As noted in a profile by Chris Vannini of The Athletic, "Collins is the only player in the country to earn Walter Camp Defensive Player of the Week (vs. Tulane), Chuck Bednarik Defensive Player of the Week (vs. Oklahoma State) and Bronko Nagurski Defensive Player of the Week (vs. SMU) national honors in three different weeks this season."
Being a defensive Heisman candidate typically requires a little more engineering. Many times, that means a coach will sparingly use them on offense to try and fluff up some numbers. But how Collins affects the game on defense alone speaks for itself.
Season stats: 222 carries, 1,357 yards, 6.11 YPC, 17 TDs
Iowa State's recipe for making its first Big 12 Championship Game has been a steady dose of Hall while leaning on its defense. In the past few weeks, however, quarterback Brock Purdy has played much better and the passing game has come together. Purdy has completed 77% of his passes for nearly 800 yards and seven TDs over the last three games. Purdy is now playing like the underrated signal-caller whom Cyclones fans have been clamoring.
But make no mistake, Hall is the bread and butter -- the identity -- of Iowa State's offense. He is having the most productive season of any back.

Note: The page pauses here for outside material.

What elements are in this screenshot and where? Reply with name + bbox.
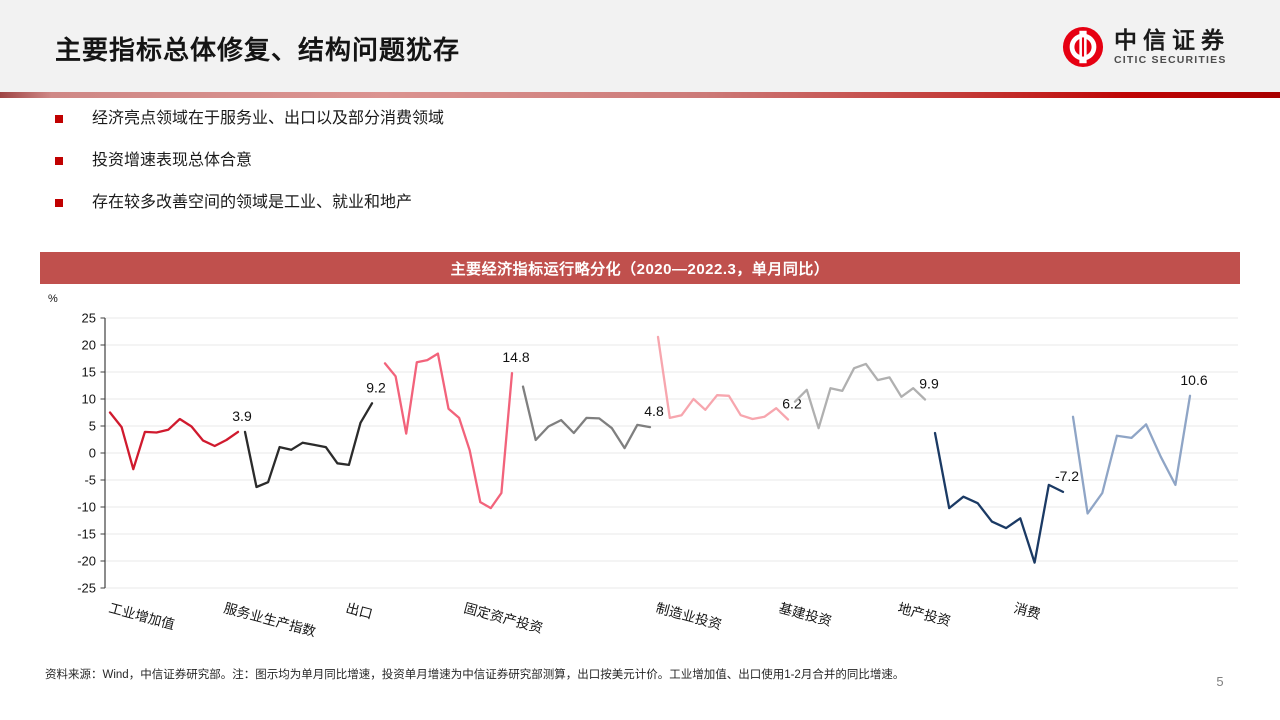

His 1,357 yards leads the FBS and even at 222 carries, second nationally, he's averaging more than 6 yards a touch. He has rushed for first downs on 28% of his touches -- a solid number given his workload.
Being a receiving threat is also an important part of a running back's game. While Hall did not have big receiving numbers for most of the season, he hauled in three catches for 56 yards and a score in a decisive 42-6 win over West Virginia. His usage against the Big 12's best defense -- yes, Big 12 teams played defense in 2020 -- showed that even good game plans can't fully limit him.